The shipments mainly contained urgently-needed daily necessities, including grain, cooking oil, flour, sugar, salt and medicine, the ministry said in a brief notice on its website.

The supplies are to be transported through a land route to the Sust dry port near the Pakistan-China border from Kashgar in northwest China's Xinjiang Uygur Autonomous Region, the statement said.

However, the ministry did not say when the supplies would arrive, as workers were still rushing to repair the road linking Kashgar and Khunjerab Pass.

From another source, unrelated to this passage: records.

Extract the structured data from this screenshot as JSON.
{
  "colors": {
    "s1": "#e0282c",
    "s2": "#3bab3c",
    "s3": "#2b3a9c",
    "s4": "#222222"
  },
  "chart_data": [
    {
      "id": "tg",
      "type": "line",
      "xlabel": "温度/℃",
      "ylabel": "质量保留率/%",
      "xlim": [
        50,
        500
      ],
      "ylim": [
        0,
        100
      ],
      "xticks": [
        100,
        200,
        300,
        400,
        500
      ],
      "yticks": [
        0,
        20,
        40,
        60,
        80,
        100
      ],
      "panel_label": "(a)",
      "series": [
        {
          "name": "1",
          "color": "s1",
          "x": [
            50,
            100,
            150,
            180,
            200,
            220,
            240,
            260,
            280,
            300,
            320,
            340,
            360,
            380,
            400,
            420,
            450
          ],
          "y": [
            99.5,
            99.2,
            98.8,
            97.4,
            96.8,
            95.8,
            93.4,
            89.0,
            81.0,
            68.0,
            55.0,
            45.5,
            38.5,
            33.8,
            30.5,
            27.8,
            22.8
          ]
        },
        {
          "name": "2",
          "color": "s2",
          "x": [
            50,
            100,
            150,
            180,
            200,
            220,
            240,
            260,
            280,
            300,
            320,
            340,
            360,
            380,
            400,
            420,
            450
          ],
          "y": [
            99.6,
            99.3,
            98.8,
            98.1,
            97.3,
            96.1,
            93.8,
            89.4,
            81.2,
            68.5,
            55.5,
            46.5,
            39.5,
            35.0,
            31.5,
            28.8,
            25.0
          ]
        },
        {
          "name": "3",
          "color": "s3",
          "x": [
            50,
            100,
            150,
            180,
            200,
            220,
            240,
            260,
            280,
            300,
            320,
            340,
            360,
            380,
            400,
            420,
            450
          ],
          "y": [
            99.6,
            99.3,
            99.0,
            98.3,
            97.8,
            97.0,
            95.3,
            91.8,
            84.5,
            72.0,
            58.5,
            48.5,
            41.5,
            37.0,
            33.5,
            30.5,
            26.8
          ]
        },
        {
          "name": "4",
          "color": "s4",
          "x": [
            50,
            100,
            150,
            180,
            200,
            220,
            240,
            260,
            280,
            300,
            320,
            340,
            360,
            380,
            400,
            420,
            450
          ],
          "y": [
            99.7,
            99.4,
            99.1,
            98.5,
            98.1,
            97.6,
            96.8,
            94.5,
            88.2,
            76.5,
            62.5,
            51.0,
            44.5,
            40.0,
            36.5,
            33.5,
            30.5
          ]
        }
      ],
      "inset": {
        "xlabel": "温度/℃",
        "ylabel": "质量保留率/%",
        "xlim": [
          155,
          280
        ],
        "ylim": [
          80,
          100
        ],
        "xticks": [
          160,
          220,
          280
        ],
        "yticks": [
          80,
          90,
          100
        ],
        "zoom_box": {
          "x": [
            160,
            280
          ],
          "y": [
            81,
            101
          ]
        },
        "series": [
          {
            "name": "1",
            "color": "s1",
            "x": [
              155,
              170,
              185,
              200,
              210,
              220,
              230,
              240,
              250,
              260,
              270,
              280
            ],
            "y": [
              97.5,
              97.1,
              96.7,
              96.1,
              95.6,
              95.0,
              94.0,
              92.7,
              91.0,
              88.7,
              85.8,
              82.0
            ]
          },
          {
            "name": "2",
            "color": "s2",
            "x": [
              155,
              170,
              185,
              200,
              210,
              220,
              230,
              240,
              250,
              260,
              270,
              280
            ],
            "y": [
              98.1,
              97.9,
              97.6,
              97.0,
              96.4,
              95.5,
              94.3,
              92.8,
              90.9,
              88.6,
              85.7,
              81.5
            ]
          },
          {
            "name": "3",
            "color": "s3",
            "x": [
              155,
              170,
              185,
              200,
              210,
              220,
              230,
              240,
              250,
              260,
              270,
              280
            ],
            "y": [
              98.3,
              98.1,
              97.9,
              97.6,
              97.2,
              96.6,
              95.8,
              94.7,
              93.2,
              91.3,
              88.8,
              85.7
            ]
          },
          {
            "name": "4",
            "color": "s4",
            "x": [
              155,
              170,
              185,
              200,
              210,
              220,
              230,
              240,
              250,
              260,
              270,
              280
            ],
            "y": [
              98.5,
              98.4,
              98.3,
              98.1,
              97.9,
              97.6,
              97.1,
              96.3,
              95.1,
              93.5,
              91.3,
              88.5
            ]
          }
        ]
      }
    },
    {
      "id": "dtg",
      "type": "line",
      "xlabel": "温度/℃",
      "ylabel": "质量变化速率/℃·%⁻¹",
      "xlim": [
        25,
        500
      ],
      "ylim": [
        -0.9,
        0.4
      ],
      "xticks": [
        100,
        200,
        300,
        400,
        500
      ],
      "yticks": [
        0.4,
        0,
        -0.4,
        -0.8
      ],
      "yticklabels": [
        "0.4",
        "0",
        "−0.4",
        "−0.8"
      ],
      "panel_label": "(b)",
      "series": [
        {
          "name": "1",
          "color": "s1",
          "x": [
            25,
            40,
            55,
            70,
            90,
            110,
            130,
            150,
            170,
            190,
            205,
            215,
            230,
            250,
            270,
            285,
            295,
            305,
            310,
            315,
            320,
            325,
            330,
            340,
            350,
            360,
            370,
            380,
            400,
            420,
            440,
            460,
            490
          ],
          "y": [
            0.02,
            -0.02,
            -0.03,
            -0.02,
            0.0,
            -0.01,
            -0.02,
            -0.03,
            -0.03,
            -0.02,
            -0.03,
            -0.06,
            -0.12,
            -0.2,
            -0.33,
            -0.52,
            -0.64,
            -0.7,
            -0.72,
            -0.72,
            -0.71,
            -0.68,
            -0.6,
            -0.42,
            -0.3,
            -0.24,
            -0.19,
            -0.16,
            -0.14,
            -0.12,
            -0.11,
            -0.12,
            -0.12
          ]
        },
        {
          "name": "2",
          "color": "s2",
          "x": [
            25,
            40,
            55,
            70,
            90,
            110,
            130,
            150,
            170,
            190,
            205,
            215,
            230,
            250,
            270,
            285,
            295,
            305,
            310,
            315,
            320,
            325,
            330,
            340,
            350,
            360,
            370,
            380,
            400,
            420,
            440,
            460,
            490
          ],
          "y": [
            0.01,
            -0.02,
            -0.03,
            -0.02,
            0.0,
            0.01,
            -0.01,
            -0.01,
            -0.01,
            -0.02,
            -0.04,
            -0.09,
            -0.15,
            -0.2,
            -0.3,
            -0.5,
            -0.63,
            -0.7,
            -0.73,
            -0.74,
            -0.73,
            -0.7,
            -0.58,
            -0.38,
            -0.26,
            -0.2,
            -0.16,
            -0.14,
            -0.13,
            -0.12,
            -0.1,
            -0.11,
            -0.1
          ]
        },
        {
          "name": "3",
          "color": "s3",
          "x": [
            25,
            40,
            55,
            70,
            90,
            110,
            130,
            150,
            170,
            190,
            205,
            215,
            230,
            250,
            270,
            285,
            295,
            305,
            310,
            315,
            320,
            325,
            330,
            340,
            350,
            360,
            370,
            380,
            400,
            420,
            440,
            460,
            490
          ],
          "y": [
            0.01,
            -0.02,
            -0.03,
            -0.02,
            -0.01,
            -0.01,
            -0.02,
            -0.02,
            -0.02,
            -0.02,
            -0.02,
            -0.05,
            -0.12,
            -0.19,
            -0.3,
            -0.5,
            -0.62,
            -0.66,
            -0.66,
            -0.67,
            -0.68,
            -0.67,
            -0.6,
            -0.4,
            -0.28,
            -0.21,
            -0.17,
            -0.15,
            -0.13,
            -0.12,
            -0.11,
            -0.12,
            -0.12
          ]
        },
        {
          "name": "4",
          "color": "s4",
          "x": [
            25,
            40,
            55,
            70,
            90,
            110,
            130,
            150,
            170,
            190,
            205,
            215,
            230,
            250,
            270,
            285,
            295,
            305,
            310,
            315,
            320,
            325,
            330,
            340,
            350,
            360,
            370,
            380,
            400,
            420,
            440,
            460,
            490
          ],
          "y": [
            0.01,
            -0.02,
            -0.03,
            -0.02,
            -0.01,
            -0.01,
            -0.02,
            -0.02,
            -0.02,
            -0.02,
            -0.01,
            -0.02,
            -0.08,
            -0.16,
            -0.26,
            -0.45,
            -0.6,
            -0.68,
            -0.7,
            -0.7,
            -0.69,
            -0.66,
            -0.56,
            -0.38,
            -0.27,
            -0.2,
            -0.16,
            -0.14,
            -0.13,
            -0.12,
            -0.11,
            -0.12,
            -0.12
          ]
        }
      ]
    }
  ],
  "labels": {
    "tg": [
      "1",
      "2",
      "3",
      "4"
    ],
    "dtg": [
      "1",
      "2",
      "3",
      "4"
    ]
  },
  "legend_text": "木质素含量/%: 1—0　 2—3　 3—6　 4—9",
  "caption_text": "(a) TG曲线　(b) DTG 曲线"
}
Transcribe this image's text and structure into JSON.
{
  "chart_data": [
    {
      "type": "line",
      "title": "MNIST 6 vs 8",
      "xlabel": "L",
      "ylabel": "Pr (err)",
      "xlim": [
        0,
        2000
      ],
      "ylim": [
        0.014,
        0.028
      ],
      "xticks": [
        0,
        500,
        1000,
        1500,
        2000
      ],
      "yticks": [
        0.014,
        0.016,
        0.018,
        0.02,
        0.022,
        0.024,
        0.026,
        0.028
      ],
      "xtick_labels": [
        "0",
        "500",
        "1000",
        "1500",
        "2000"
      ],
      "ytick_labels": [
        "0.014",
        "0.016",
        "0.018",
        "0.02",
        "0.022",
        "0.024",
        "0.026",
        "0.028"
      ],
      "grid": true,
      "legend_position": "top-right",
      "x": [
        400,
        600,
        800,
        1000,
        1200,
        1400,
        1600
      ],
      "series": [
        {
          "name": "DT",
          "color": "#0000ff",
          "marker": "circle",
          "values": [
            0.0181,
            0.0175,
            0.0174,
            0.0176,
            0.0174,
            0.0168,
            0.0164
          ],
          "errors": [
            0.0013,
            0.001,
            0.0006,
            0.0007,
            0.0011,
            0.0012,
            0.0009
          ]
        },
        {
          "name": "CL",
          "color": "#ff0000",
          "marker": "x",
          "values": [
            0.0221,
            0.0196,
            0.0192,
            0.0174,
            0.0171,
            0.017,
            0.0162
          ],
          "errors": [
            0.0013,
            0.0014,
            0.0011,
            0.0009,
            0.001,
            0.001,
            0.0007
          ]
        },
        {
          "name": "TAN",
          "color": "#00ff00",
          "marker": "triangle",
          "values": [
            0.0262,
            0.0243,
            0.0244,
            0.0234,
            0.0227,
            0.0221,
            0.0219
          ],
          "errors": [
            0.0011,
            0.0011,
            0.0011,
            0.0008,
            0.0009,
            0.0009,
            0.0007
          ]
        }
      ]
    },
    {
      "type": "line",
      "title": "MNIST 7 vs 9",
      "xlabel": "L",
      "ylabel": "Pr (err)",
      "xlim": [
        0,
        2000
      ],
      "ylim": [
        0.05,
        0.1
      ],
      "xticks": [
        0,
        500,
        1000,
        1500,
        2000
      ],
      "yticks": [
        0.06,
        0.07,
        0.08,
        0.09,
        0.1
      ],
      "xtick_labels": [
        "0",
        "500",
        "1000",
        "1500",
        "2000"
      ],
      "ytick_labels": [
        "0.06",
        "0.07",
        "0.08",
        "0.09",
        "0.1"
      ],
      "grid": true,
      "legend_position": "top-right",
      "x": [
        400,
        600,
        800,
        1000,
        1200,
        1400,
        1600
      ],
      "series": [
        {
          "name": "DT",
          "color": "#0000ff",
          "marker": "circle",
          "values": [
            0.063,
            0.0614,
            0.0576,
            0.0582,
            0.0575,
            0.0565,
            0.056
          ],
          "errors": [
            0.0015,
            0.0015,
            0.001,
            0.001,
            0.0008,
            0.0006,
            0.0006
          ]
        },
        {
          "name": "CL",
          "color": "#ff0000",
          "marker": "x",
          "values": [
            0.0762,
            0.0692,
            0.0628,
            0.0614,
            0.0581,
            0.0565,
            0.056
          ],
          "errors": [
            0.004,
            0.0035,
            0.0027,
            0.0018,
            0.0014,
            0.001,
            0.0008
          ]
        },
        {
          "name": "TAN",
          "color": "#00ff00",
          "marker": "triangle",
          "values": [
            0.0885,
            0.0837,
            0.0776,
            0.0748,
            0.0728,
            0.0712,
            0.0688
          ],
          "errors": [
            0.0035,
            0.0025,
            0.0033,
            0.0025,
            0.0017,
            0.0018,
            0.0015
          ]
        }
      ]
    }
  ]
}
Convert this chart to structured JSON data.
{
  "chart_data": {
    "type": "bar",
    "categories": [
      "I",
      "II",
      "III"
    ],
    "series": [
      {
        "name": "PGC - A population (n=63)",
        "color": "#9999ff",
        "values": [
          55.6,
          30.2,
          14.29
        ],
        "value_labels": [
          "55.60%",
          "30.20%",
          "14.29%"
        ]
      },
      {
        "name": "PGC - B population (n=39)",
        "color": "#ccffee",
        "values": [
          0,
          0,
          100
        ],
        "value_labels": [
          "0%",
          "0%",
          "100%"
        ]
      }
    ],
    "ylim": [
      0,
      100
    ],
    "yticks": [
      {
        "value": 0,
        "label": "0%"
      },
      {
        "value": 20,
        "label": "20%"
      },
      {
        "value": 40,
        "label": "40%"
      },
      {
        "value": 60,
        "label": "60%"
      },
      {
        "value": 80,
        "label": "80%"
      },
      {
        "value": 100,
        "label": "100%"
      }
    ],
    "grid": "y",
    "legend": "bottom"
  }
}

China is one of the first countries to respond to the relief needs of Pakistan when it was hit by the worst floods in 81 years. China's first delivery of aid, worth 10 million yuan, was delivered on Aug. 4. So far, 40 million yuan worth of supplies provided by China have arrived in Pakistan.

China decided to offer an additional 60 million yuan of relief supplies to Pakistan, MOC official Chong Quan announced Wednesday while meeting with Masood Khan, Pakistani ambassador to China.

Masood Khan, on behalf of the Pakistani government and people, expressed his gratitude for China's assistance, saying the food, tents and medicine provided by the Chinese government were Pakistan's most urgently needed materials.

Foreign Ministry spokeswoman Jiang Yu said on Wednesday that some urgently-needed materials including tents, power generators and sludge-cleaning equipment provided by the People's Liberation Army to the Pakistani armed forces will arrive in Pakistan's Islamabad on Wednesday.